On Race Relations you donned black face which is something no one seemed to really care about or be particularly outraged by. What do you think about Chris Lilley’s Angry Boys character S.Mouse? I think that American culture is like a steamroller across the world. Some representations of that would be fast food like McDonalds, others would be Disney and another one would be hip hop. So it seems pretty fair game that hip hop would be satirized or even pummeled by a comedian. But it doesn’t come off as anything malicious or mean-spirited I don’t think. Obviously it would be the hardest argument ever for me to sit here and go “Oh listen, when I did black face it was the most important and valid thing ever but there’s a slight difference with Chris Lilley…”

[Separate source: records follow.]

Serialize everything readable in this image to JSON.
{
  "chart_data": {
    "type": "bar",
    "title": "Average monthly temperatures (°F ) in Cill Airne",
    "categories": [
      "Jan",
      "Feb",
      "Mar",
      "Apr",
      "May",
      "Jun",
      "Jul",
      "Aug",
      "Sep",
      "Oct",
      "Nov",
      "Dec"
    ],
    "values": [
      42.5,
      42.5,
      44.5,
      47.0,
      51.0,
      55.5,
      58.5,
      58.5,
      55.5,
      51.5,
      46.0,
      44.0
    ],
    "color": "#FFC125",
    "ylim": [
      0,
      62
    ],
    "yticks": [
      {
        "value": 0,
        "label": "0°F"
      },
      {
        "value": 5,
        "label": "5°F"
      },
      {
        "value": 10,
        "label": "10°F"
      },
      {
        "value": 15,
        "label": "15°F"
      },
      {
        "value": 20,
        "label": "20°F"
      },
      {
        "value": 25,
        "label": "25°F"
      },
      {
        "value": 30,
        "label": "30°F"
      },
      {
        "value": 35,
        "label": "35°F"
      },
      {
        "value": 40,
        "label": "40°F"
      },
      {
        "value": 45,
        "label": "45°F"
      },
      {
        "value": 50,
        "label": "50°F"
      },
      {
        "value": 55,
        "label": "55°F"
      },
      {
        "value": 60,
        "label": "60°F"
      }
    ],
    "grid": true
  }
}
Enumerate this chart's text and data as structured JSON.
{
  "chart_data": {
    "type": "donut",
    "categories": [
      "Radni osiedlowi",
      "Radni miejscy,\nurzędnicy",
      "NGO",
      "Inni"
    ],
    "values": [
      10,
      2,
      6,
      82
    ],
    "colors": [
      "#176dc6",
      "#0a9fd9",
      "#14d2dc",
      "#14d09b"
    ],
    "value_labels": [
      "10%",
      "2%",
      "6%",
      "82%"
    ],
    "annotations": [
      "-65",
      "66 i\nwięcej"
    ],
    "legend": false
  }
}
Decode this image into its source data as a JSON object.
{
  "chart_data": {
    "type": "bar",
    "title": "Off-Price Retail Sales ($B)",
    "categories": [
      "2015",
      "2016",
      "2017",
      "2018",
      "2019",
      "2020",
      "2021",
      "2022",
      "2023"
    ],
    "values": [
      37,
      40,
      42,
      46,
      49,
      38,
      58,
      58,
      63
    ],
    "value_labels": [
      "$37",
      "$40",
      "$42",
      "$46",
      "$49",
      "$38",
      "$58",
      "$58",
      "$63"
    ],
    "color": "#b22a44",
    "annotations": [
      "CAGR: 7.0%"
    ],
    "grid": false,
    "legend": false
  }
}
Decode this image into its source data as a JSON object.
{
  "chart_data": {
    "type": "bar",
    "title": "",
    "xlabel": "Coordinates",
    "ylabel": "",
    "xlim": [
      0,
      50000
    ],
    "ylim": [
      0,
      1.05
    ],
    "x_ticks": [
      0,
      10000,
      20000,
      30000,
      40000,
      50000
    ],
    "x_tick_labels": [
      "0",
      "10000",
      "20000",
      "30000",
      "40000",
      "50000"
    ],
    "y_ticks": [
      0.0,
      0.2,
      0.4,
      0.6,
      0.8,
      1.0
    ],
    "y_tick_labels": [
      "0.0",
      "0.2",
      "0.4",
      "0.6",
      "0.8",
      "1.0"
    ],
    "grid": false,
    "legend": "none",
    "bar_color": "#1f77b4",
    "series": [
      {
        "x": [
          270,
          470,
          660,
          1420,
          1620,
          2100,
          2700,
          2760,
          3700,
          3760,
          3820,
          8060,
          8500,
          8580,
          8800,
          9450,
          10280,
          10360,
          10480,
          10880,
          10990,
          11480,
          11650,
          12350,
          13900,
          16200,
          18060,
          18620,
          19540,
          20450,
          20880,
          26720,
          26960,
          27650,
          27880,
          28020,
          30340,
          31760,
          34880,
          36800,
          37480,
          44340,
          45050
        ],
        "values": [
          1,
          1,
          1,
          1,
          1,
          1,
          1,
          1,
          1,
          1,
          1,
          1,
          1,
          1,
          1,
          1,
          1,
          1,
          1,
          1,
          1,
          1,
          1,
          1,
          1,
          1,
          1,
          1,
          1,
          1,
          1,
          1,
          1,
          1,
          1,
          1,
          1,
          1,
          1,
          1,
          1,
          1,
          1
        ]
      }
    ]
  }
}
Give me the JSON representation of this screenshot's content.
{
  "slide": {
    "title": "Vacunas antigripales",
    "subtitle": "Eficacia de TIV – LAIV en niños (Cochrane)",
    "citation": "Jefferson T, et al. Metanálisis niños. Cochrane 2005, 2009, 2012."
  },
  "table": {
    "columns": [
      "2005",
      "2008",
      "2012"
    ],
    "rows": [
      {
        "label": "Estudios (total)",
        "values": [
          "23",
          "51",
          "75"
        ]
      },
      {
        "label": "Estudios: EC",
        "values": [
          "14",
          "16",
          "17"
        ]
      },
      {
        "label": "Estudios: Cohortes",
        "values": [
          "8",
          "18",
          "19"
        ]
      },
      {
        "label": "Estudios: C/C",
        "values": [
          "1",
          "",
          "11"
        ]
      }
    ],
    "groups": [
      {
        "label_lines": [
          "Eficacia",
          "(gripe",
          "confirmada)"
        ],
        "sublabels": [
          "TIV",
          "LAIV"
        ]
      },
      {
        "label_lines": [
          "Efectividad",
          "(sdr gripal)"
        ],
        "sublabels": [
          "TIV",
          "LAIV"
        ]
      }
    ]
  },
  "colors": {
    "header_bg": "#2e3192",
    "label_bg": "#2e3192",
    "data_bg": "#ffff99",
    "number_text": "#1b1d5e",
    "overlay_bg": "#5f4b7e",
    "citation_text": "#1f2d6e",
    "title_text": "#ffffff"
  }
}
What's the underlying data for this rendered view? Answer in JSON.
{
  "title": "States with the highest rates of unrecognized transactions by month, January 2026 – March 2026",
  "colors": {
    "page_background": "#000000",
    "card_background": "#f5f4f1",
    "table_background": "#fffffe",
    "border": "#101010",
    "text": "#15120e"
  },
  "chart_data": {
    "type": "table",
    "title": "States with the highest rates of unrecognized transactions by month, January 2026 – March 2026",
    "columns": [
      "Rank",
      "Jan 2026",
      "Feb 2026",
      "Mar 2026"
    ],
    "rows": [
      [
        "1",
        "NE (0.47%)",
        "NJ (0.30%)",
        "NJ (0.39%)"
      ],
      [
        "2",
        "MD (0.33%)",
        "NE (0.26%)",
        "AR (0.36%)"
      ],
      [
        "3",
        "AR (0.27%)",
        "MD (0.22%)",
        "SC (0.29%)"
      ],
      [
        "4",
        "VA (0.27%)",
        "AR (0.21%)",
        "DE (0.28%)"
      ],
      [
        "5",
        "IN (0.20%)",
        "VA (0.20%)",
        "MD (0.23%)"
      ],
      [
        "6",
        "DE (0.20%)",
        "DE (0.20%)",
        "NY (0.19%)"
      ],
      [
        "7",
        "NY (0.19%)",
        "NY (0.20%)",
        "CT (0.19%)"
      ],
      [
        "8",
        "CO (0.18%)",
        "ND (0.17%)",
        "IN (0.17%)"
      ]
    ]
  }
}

I guess what I’m saying is that context colours everything and there’s degrees of context that makes something OK or not OK. I think he’s got even more right by his context in that he’s sending up hip hop. The one thing I find funny was that article on The Vine where hip hoppers responded to S.Mouse and it was funny because I love hip hop and everything but for god’s sake there are vast paddocks of really bad, cynical, offensive, shallow, no-point hip hop and suddenly they create some alternate reality where it’s Soulja Boy and Vanilla Ice but besides that it’s pretty much all these sincere political geniuses with good hearts like Gil Scott-Heron and Chuck D? And it’s so not true. Like what percentage of modern hip hop is something along the lines of Gil Scott-Heron saying the revolution won’t be televised? It’s a very slim bracket of the pie. Anyway, you can’t trust me on these thing I don’t get offended by much.
Finally does being nominated for a Logie mean anything to you? Umm, well, I’ve got nothing against it. There was one year I think it was Vs. God and we got nominated. Then months later this SBS woman told me “You do know there was a deadlock in the room.” Like every other station just sticks up for their own so if you’re from Channel Nine you’ll be loyal to Channel Nine shows but apparently this SBS person with their stupid SBS morals said “I guess the fair thing to do is not to vote for John” and she abstained from voting or voted elsewhere and I lost it. SBS made me lose my Logie. Having said that it’s a lot of fun going to the Logies. It’s like some weird night where you see these people that you’ve only seen on ads. Suddenly you’re in some corridor with Guy Sebastian or Andrew G while playing scrabble on your phone.